Readers Write: Optimizing Data Sharing in Rural Healthcare with a Data Lattice
Optimizing Data Sharing in Rural Healthcare with a Data Lattice
By Jeff Brandes
Jeff Brandes is president and CEO of Azara Healthcare.
Focus is intensifying on securing the future of rural health. Across all 50 US states, the infusion of Rural Health Transformation Program (RHTP) dollars is intended to address rural health challenges through the deployment of workforce solutions, new access models, and sustainable technology infrastructure initiatives.
The question is whether the dollars allocated dollars will achieve the Centers for Medicare and Medicaid Services (CMS) goals of improving access and patient outcomes in a sustainable way without ongoing state and federal funding.
The stakes are high given the challenges of engaging complex, vulnerable populations in care. Success hinges on building an infrastructure that supports targeted interventions and outreach to prevent decline in patients with chronic conditions.
Shared data is critical. Just as physical infrastructures such as electricity and well-maintained roads are necessary for healthcare access, so is proactive collaboration between key stakeholders. Care teams across community-based hospitals, Federally Qualified Health Centers, behavioral health, public health, and other social service organizations need access to shared, up-to-date patient information to address health issues and close care gaps.
Optimal use of RHTP funds should start with the development of a shared “data lattice” among health centers, hospitals, and health plans to form the basis for healthcare infrastructure. State leaders can then devise a broader strategy that ensures that stakeholders are working from a single source of truth to achieve the goals of value-based care.
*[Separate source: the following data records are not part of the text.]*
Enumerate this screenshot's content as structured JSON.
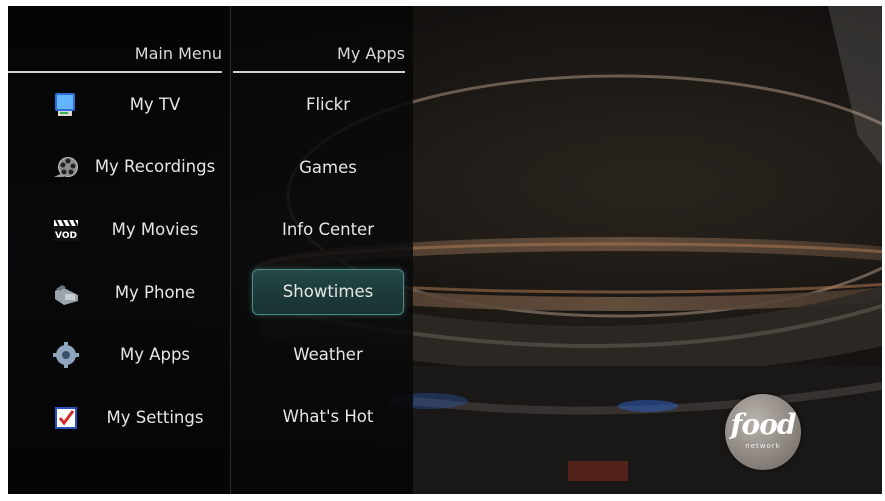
{
  "main_menu": {
    "title": "Main Menu",
    "items": [
      {
        "label": "My TV",
        "icon": "tv-icon"
      },
      {
        "label": "My Recordings",
        "icon": "film-reel-icon"
      },
      {
        "label": "My Movies",
        "icon": "vod-clapperboard-icon"
      },
      {
        "label": "My Phone",
        "icon": "phone-icon"
      },
      {
        "label": "My Apps",
        "icon": "gear-icon"
      },
      {
        "label": "My Settings",
        "icon": "checklist-icon"
      }
    ]
  },
  "apps_menu": {
    "title": "My Apps",
    "items": [
      {
        "label": "Flickr"
      },
      {
        "label": "Games"
      },
      {
        "label": "Info Center"
      },
      {
        "label": "Showtimes",
        "selected": true
      },
      {
        "label": "Weather"
      },
      {
        "label": "What's Hot"
      }
    ]
  },
  "channel_logo": {
    "word": "food",
    "sub": "network"
  },
  "colors": {
    "selection_fill": "#1d3b3a",
    "selection_border": "#4d8d88",
    "text": "#e6e6e6"
  }
}
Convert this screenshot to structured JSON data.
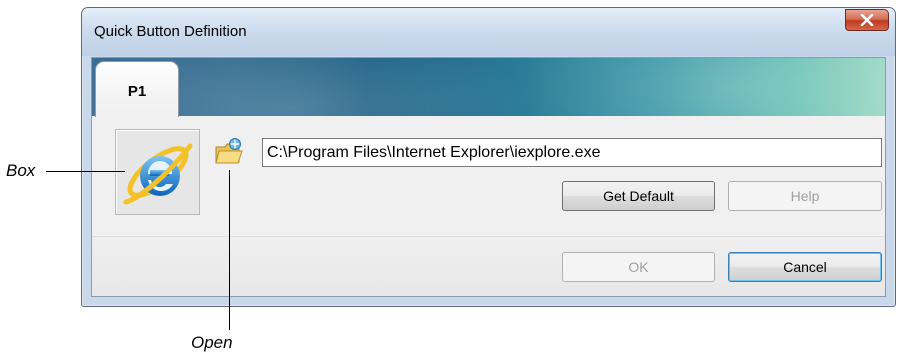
{
  "dialog": {
    "title": "Quick Button Definition",
    "close_icon": "close-x-icon",
    "tabs": [
      {
        "label": "P1",
        "selected": true
      }
    ],
    "program_icon": "internet-explorer-icon",
    "open_icon": "open-folder-icon",
    "path_field": {
      "value": "C:\\Program Files\\Internet Explorer\\iexplore.exe"
    },
    "buttons": {
      "get_default": "Get Default",
      "help": "Help",
      "ok": "OK",
      "cancel": "Cancel"
    },
    "button_states": {
      "help_enabled": false,
      "ok_enabled": false,
      "cancel_focused": true
    }
  },
  "annotations": {
    "box_label": "Box",
    "open_label": "Open"
  },
  "colors": {
    "title_bar": "#cddcee",
    "close_button": "#c13a1f",
    "tab_banner_start": "#3e6b92",
    "tab_banner_end": "#9fd9c4",
    "client_background": "#f0f0f0"
  }
}
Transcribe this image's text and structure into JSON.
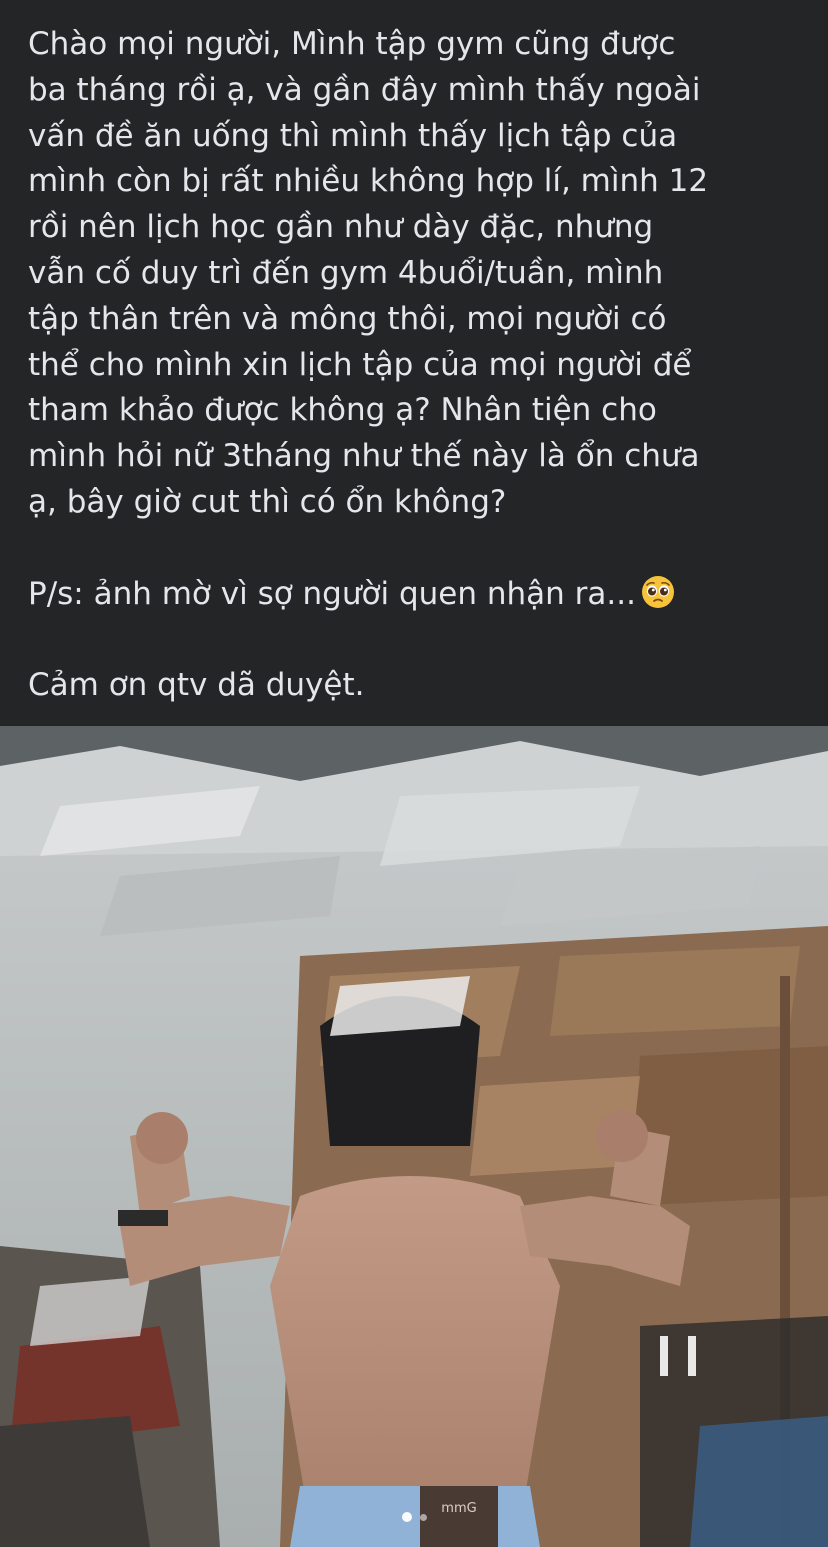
{
  "post": {
    "lines": [
      "Chào mọi người, Mình tập gym cũng được",
      "ba tháng rồi ạ, và gần đây mình thấy ngoài",
      "vấn đề ăn uống thì mình thấy lịch tập của",
      "mình còn bị rất nhiều không hợp lí, mình 12",
      "rồi nên lịch học gần như dày đặc, nhưng",
      "vẫn cố duy trì đến gym 4buổi/tuần, mình",
      "tập thân trên và mông thôi, mọi người có",
      "thể cho mình xin lịch tập của mọi người để",
      "tham khảo được không ạ? Nhân tiện cho",
      "mình hỏi nữ 3tháng như thế này là ổn chưa",
      "ạ, bây giờ cut thì có ổn không?"
    ],
    "ps": "P/s: ảnh mờ vì sợ người quen nhận ra...",
    "ps_emoji": "pleading-face-icon",
    "thanks": "Cảm ơn qtv dã duyệt."
  },
  "photo": {
    "description_icon": "photo-icon",
    "waistband_label": "mmG",
    "carousel": {
      "count": 2,
      "active": 1
    }
  },
  "colors": {
    "background": "#242526",
    "text": "#e4e6eb"
  }
}
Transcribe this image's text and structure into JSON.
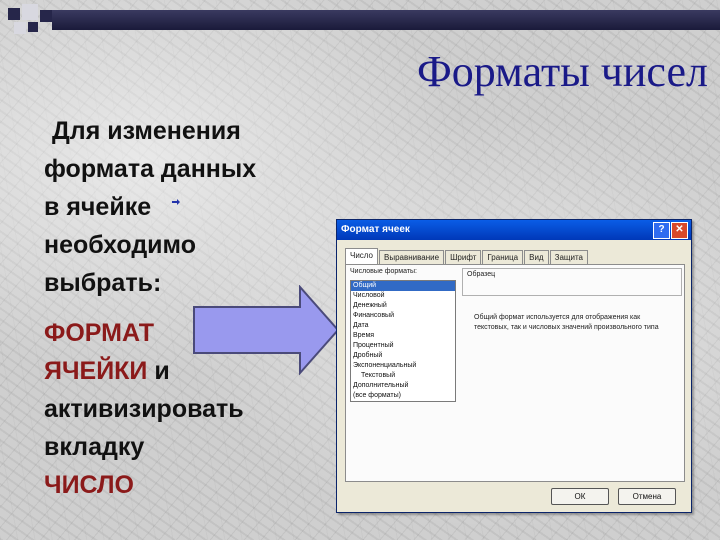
{
  "slide": {
    "title": "Форматы чисел",
    "text_lines_1": [
      "Для изменения",
      "формата данных",
      "в ячейке",
      "необходимо",
      "выбрать:"
    ],
    "format_red": "ФОРМАТ",
    "cells_red": "ЯЧЕЙКИ",
    "and_word": " и",
    "activate": "активизировать",
    "tab_word": "вкладку",
    "number_red": "ЧИСЛО",
    "accent_color": "#8b1a1a",
    "title_color": "#1a1a88"
  },
  "dialog": {
    "title": "Формат ячеек",
    "help": "?",
    "close": "✕",
    "tabs": [
      "Число",
      "Выравнивание",
      "Шрифт",
      "Граница",
      "Вид",
      "Защита"
    ],
    "formats_label": "Числовые форматы:",
    "formats": [
      "Общий",
      "Числовой",
      "Денежный",
      "Финансовый",
      "Дата",
      "Время",
      "Процентный",
      "Дробный",
      "Экспоненциальный",
      "Текстовый",
      "Дополнительный",
      "(все форматы)"
    ],
    "selected_index": 0,
    "sample_label": "Образец",
    "description": "Общий формат используется для отображения как текстовых, так и числовых значений произвольного типа",
    "ok": "ОК",
    "cancel": "Отмена"
  }
}
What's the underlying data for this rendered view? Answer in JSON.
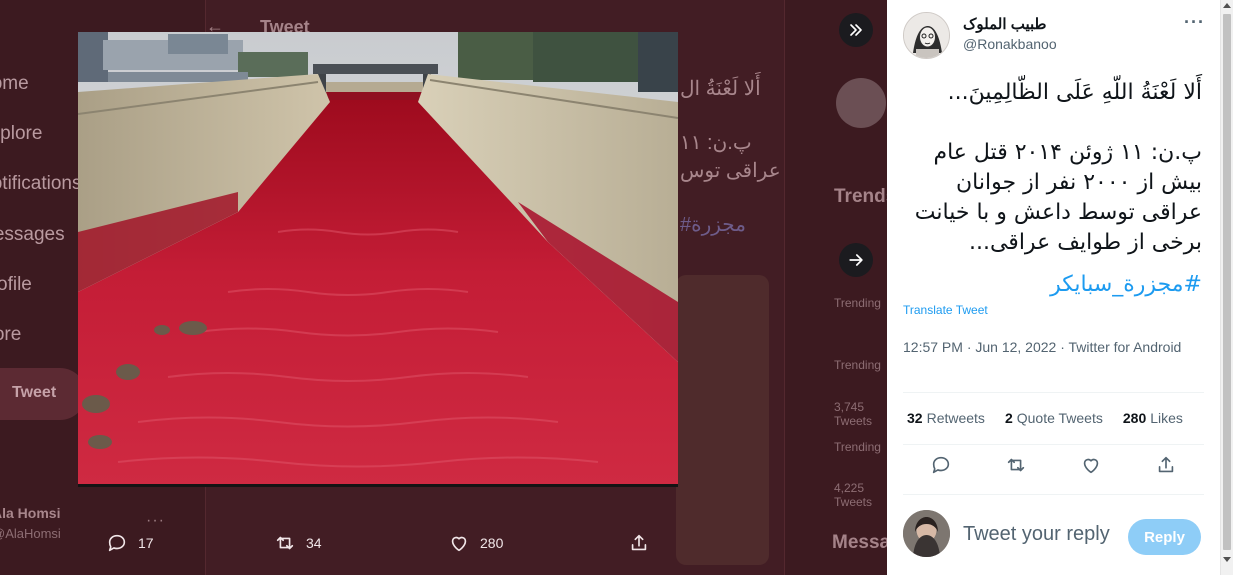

Digging Deeper: What is a Shared Data Lattice?
Whether it’s food deserts, lack of jobs, or limited education resources, rural communities often operate from a deficit. The same is true when it comes to patient data that is housed in today’s rural health organizations, many of which are part of the healthcare safety net caring for low-income, uninsured, and vulnerable populations.
Outdated legacy and EHR systems leave data in silos, which often necessitates manual documentation and referral processes that slow care delivery. The result is deferred care, poor and missed revenue opportunities or penalties from inaccurate reporting.
A unified data lattice among health centers, hospitals, and health plans offers a solution. It creates a normalized, shared layer of truth across organizations that have not traditionally functioned as a coordinated network.
In this scenario, primary care can share a patient’s accurate medication history with a behavioral health provider down the road, for example. Or coordinated views between health plans, primary care, and social service agencies can help identify patients who need colorectal cancer screening but do not have transportation, which enables targeted interventions to help them access care.
Building this connected rural healthcare ecosystem requires data integration that supports aggregation of clinical data from disparate EHRs, Medicaid and Medicare Advantage claims, referral and admission and discharge feeds, social drivers of health (SDOH), and care management insights within care team workflows. In addition, systems must support automated regulatory and value-based reporting.
The key to success is alignment between partners who share patients and a commitment to innovation. In rural communities, where roughly 20% of Americans live, investments in shared data infrastructure will reduce the burden on clinicians at a time when workforce is at a premium. Meaningful investments in generative AI, not the next shiny object, can accelerate data transformation and reporting tasks.
Shared Data Lattice: Making the Business Case
State leaders will soon need to demonstrate ROI and sustainability for their RHTP investment dollars. That accountability requires more than good intentions. It must make the business case for the right technology infrastructure to power better care delivery and better reporting.
Without a unified data infrastructure, calculating ROI is often slow and often requires manual processes to pull together needed sources and to ensure that reporting is reliable. In contrast, a shared data lattice establishes a framework for clarity.
For example, when stakeholders can tie avoided emergency department visits to dollars invested in preventive care in near real-time, that’s hard ROI. Or, when risk stratification processes lead to better identification of diabetes patients at risk of decline, state leaders can link interventions to improved A1C scores.
For public health and advocacy organizations, the value of a shared data lattice extends beyond operations. It replaces siloed reporting with real-time intelligence that supports both prevention and coordinated care. States can monitor progress continuously and adjust strategy proactively instead of reacting to crises. With advanced infrastructure, legislators can track progress through rural impact scorecards that aggregate metrics across health centers, hospitals, and health plans.
For rural health centers and hospitals, the benefits are immediate, as they eliminate data blind spots. Organizations can demonstrate value using hard evidence, and alignment with state rural transformation becomes more likely.
Data: An Essential Community Health Infrastructure
A rural health data lattice ensures that independent providers have the same visibility, coordination, and analytics capabilities that large health systems routinely rely upon. It ensures that the most vulnerable patient populations have the same quality access to care as others.
Measurable rural transformation does not have to be distant. With the right infrastructure and partnerships, it can begin now.